The great and good (and the not so good) will meet in Davos this month and no doubt we will hear various proclamations both before and during that event so we at MetalMiner thought we would get in early with details of the World Economic Forum’s Global Risk Report because it contains some interesting issues regarding the risks the global economy faces in the year ahead that may be preoccupying attendees minds.

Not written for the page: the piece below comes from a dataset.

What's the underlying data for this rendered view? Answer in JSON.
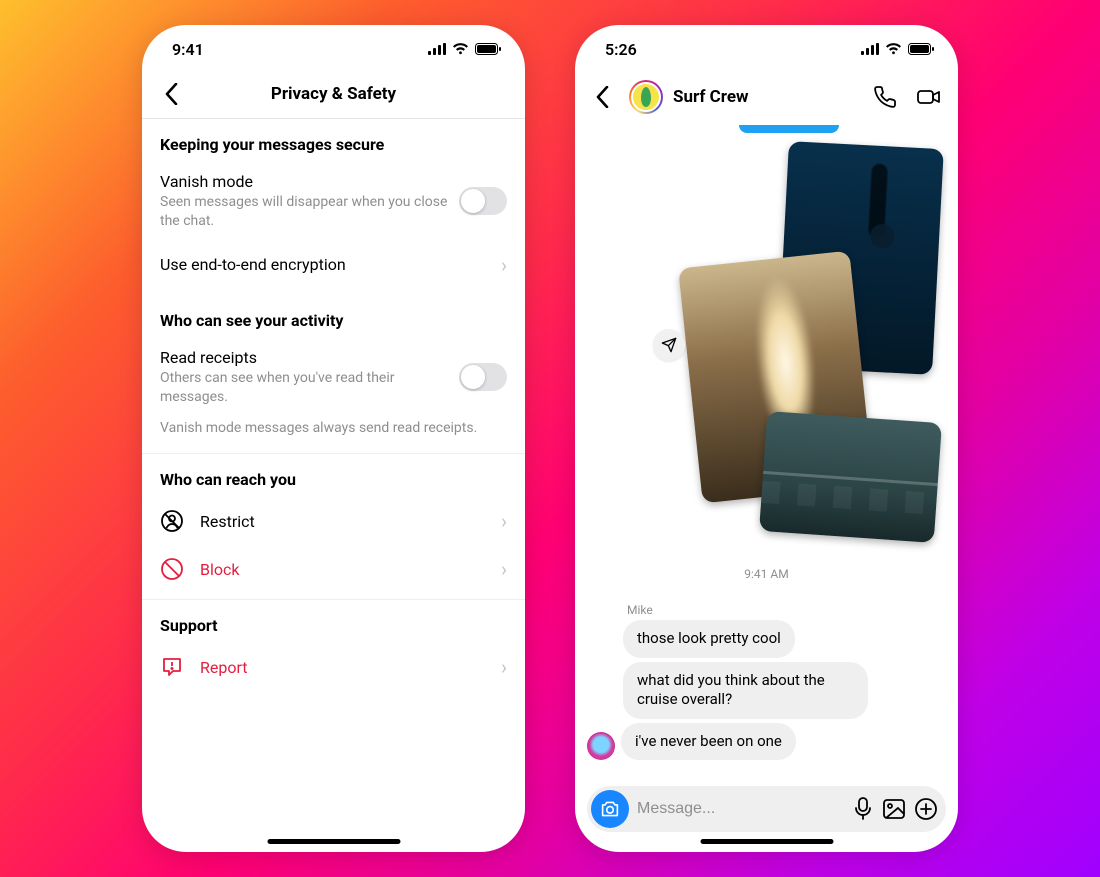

As an article in the FT explains, the report has been successful in identifying the big risks in the past few years, having flagged up in 2006-2008 issues such as asset-price overvaluations, consumer over-indebtedness, oil and food price jumps and the destabilizing effects of the US current account deficit. Unfortunately it pointedly avoids saying when these risks will manifest themselves as a crisis which is a bit like saying one day it will rain, I just can’t say when. However China is highlighted as one of the biggest concerns in this year’s report, partly because of the way it has responded to the global financial crisis and partly because it is one of the only risks yet to be realized from those consistently identified in the report’s five-year history i.e. all the others have happened but this one hasn’t so it’s only a matter of time is how the theory appears to go. The report says the chances of a serious economic slowdown in China are above 20% and would lead to economic losses of between $250bn and $1,000bn. In total of course the repercussions would be greater than this because of the country’s central role in funding developed country deficits and consuming the majority of exports from its south-east Asian neighbors whose economies would catch a cold if China sneezed.

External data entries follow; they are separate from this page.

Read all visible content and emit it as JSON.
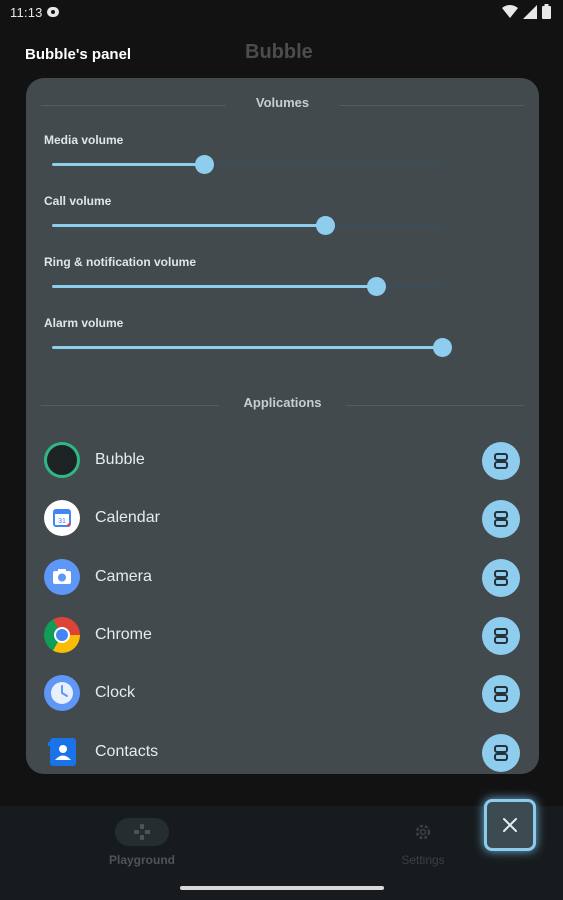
{
  "status_bar": {
    "time": "11:13",
    "icons": [
      "notification-icon",
      "wifi-icon",
      "signal-icon",
      "battery-icon"
    ]
  },
  "header": {
    "panel_title": "Bubble's panel",
    "app_name": "Bubble"
  },
  "panel": {
    "volumes_title": "Volumes",
    "volumes": [
      {
        "label": "Media volume",
        "level": 0.39
      },
      {
        "label": "Call volume",
        "level": 0.7
      },
      {
        "label": "Ring & notification volume",
        "level": 0.83
      },
      {
        "label": "Alarm volume",
        "level": 1.0
      }
    ],
    "applications_title": "Applications",
    "applications": [
      {
        "name": "Bubble",
        "icon": "bubble-app-icon"
      },
      {
        "name": "Calendar",
        "icon": "calendar-app-icon"
      },
      {
        "name": "Camera",
        "icon": "camera-app-icon"
      },
      {
        "name": "Chrome",
        "icon": "chrome-app-icon"
      },
      {
        "name": "Clock",
        "icon": "clock-app-icon"
      },
      {
        "name": "Contacts",
        "icon": "contacts-app-icon"
      }
    ]
  },
  "bottom_nav": {
    "items": [
      {
        "label": "Playground",
        "icon": "gamepad-icon",
        "active": true
      },
      {
        "label": "Settings",
        "icon": "gear-icon",
        "active": false
      }
    ]
  },
  "colors": {
    "accent": "#8fcdef",
    "panel_bg": "#424a4e",
    "background": "#121212"
  }
}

Of particular concern was high credit growth in China which the report suggested risked mimicking the asset price bubbles and unbalanced growth of the west before the crisis. Commercial lending by Chinese banks grew more than 45% between July 2008 and July 2009, according to data from Swiss Re in the article. To their credit, the Chinese government appears to recognize this risk and is taking steps to reign in further lending.
The other major concern, equally earning a >20% probability of occurrence is asset price collapse in addition to or beyond the asset price destruction we have already seen in western property, commodity and equity values.
Not surprisingly a fiscal crisis is ranked about third in terms of a combination of financial impact and probability of occurrence. Daniel Hofmann, group chief economist at Zurich Financial Services, the global insurance group said that the risks of fiscal crises faced by western countries particularly were not based mainly on “exploding budget deficits but about the current models for health, education and unemployment protection, which in the US and UK especially “are clearly not sustainable. Interestingly he did not mention Japan in that reference yet in a Telegraph article, Japan’s dire financial position was examined in scary detail last week. With the population in outright demographic decline since 2005, the IMF says Japan’s gross public debt will reach 227% of GDP this year. This is compounding at ever faster speeds towards 250% by mid-decade. Yet every year there are less and less taxpayers to fund the government debts while the savings rate will soon crash below zero. The only reason why this has not yet blown up is because investors (mostly Japanese) have not yet had the leap in imagination required to understand their predicament, and act on it says the article. If the analysis is anywhere near correct the risk of another financial crisis is most acute in Japan, and don’t forget they currently hold $750bn or 10% of the entire stock of US Treasury debt, as well as a lot of UK Gilts and Belgian bonds. What will they do with those if they get short of cash?